Carved wooden panel from St. Nicholas’ Church

Aberdeen, 17th century

This panel was created at a time when many people believed in Scotland believed in witches and demons. Hundreds of Scots – mostly women – were executed for witchcraft in the 16th and 17th centuries. Images like this grotesque face were believed to prevent a witch’s evil influence entering a building.

Samurai helmet and face armour composed of black lacquered metal with articulated plates connected with blue cord. The helmet has a clan symbol lacquered on its rim and a crest of a sun behind a cloud. The face guard, composed of a single sculpted plate, has a fearsome snarling expression.
Armour

Japan, 19th century

Armour like this was mostly being made as decorative pieces or diplomatic gifts in Japan by the time this helmet was created. But design features from when armour was being made for battle remained, such as the mempo (face guard) with intimidating features, the mouth contorted into a snarl.

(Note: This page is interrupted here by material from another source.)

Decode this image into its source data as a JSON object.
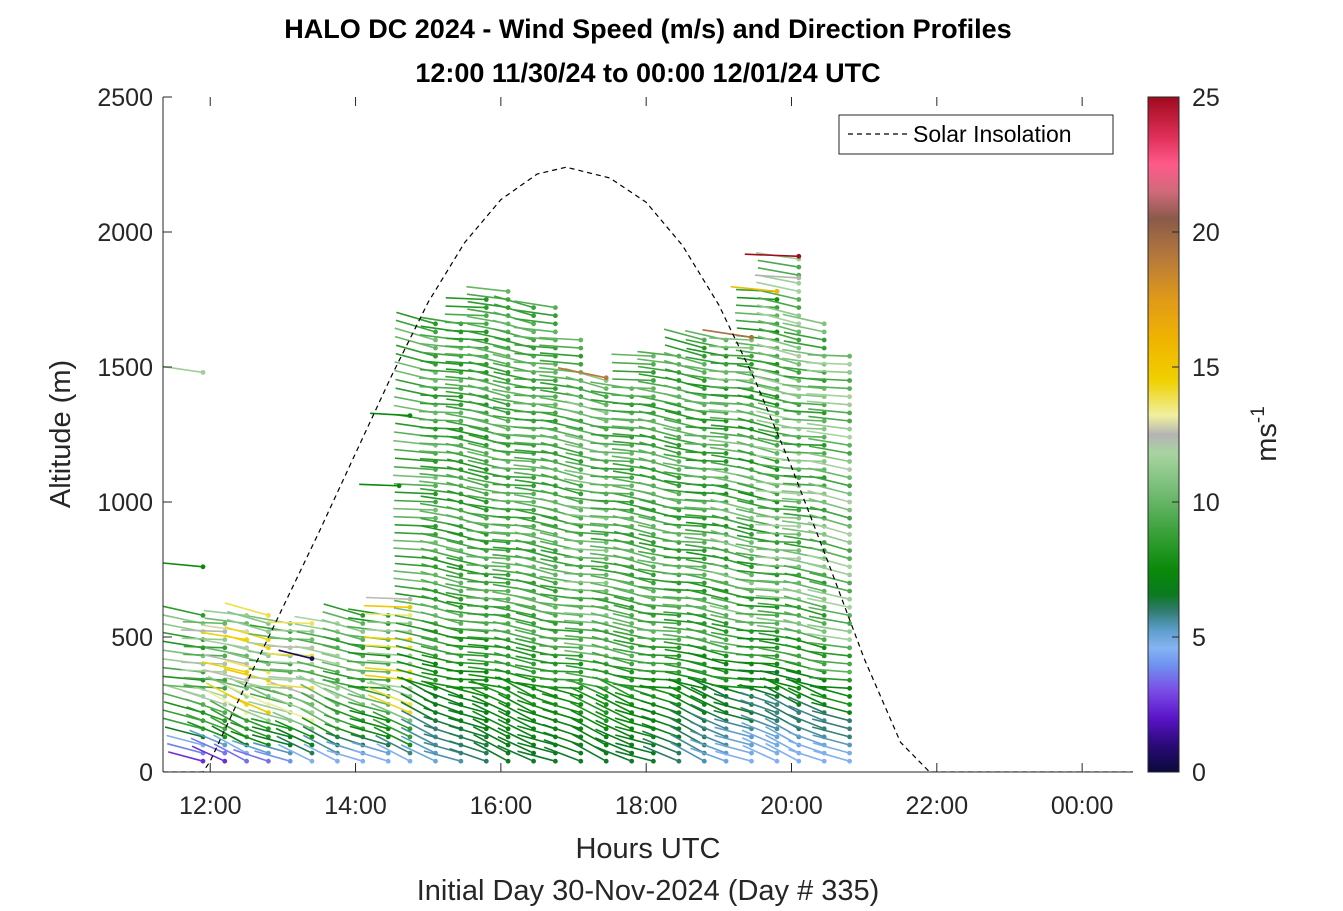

Line break composed of illustrated facial features

Magical faces

Bellarmine jar

16th-17th century

Bellarmine wine jar. A fat mottled brown ceramic bottle with a handle, a rose stamped on the middle, and on the neck a face of an elderly bearded man with bushy eyebrows.

Vessels with bearded faces were often imported from Germany and the Netherlands. They became known as ‘Bellarmine jars’ after their resemblance to the divisive Catholic Cardinal Bellarmine (1542-1621). In England, people who suspected they had been targeted by witchcraft would fill the vessels with urine and bent pins and nails, then heat or bury them. This was believed to torture the witch, forcing them to desist from persecuting their victim.

A round oblong stone carved with a face. It has thin, oval shaped eyes and a large nose with the nostrils pierced all the way through the stone.
müyü ne bü

Malekula, 19th century or earlier

Carved stone heads such as this, called müyü ne bü, are considered by some in Vanuatu (the island nation which Malekula is a part of) to be the containers for spirits. The stones are used in magical practices to control the weather and bring fertility and prosperity.